Find Minimum in Rotated Sorted Array II, rotatedsorted

Find Minimum in Rotated Sorted Array II, rotatedsorted
This question is the extension of Search in Rotated Sorted Array. The idea has been introduced in Find Minimum in Rotated Sorted Array, the only difference between Find Minimum in Rotated Sorted Array and Find Minimum in Rotated Sorted Array is that the elements in this question are duplicated. However, this condition affects the time complexity of the algorithm. It turns out that we rely on the Size relationship between the intermediate and edge elements to determine which half is not affected by rotate and is still ordered. Now, because of the repeated appearance, If we encounter a situation where the center is equal to the edge, we cannot determine which side is ordered, because which side may be ordered. If the original array is {, 3, 3, 3, 3}, it may be {3, 3, 3, 3, 3, 1, 2}, or {3, 1, 2, 3, 3, 3, 3} after rotation, 3}. In this way, we judge that the left and center are both 3. We don't know which half should be cut off.
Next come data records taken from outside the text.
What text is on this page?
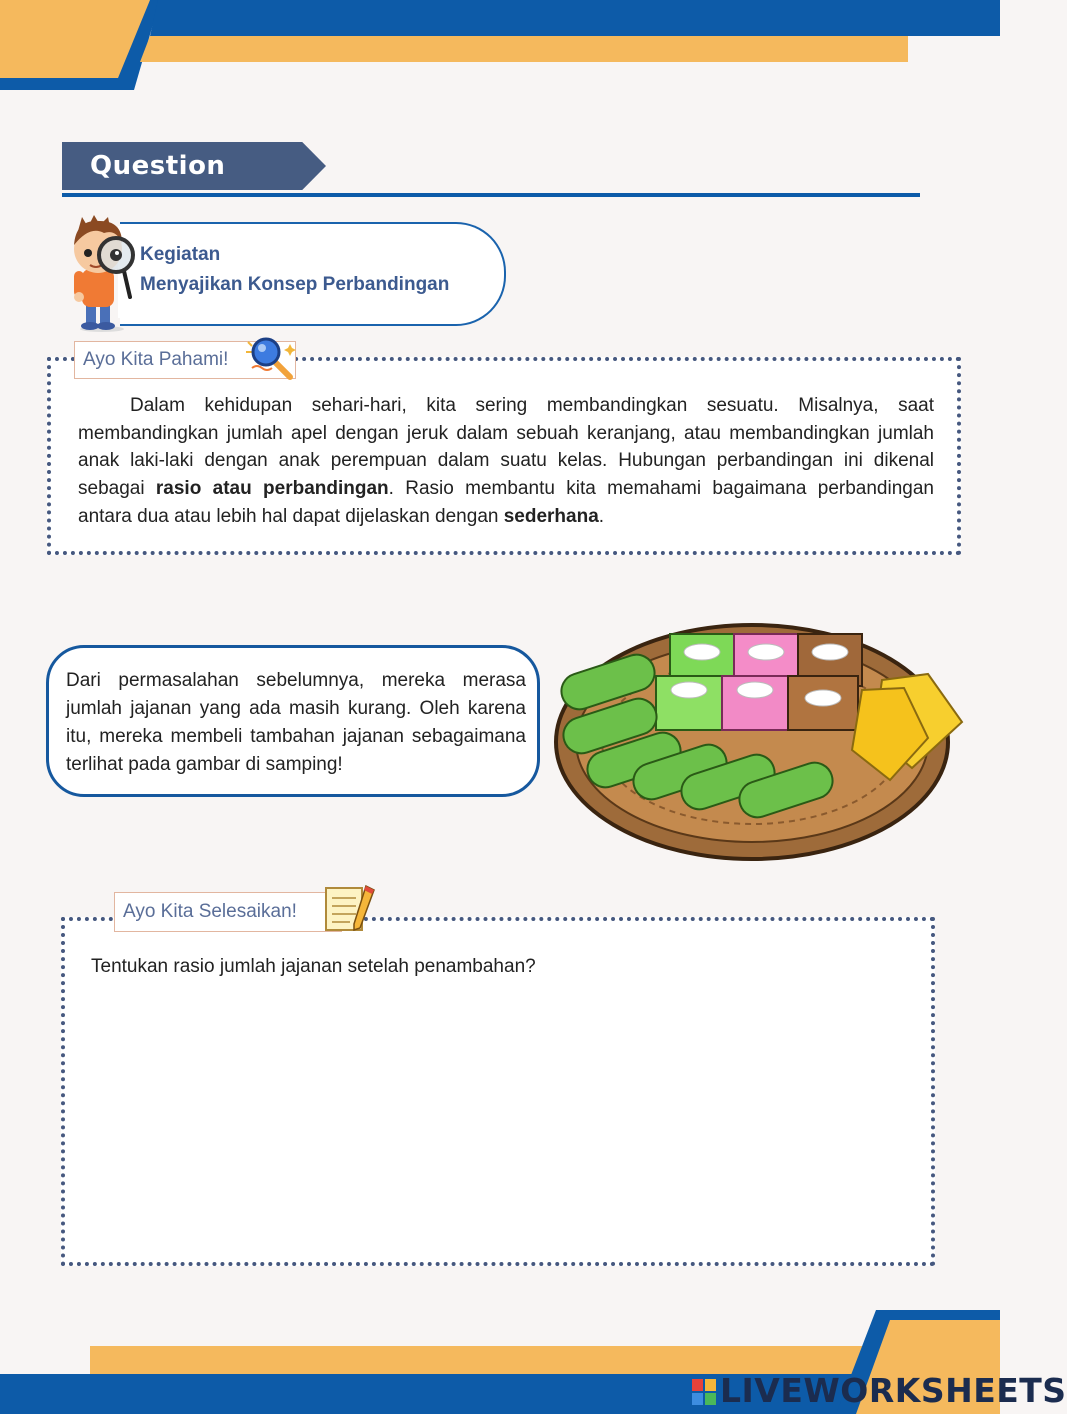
Question
Kegiatan
Menyajikan Konsep Perbandingan
Ayo Kita Pahami!
Dalam kehidupan sehari-hari, kita sering membandingkan sesuatu. Misalnya, saat membandingkan jumlah apel dengan jeruk dalam sebuah keranjang, atau membandingkan jumlah anak laki-laki dengan anak perempuan dalam suatu kelas. Hubungan perbandingan ini dikenal sebagai rasio atau perbandingan. Rasio membantu kita memahami bagaimana perbandingan antara dua atau lebih hal dapat dijelaskan dengan sederhana.
Dari permasalahan sebelumnya, mereka merasa jumlah jajanan yang ada masih kurang. Oleh karena itu, mereka membeli tambahan jajanan sebagaimana terlihat pada gambar di samping!
Ayo Kita Selesaikan!
Tentukan rasio jumlah jajanan setelah penambahan?
LIVEWORKSHEETS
The solution can only be to move the edge step until the edge and the middle are not equal or encounter, which leads to the possibility that the edge cannot be halved. Therefore, in the worst case, each step is moved. The total number of moves is n, and the time complexity of the algorithm is changed to O (n ). The Code is as follows:

public int findMin(int[] num) {    if(num == null || num.length==0)        return 0;    int l = 0;    int r = num.length-1;    int min = num[0];    while(l<r-1)    {        int m = (l+r)/2;        if(num[l]<num[m])        {            min = Math.min(num[l],min);            l = m+1;        }        else if(num[l]>num[m])        {            min = Math.min(num[m],min);            r = m-1;        }        else        {            l++;        }    }    min = Math.min(num[r],min);    min = Math.min(num[l],min);    return min;}

In interviews, this problem is still quite common. The trend is that the interviewer tends to start from a question, and then follow up asks some extended questions, and this question involves a change in complexity, therefore, the interview is indeed a good question, and naturally it is more likely to appear.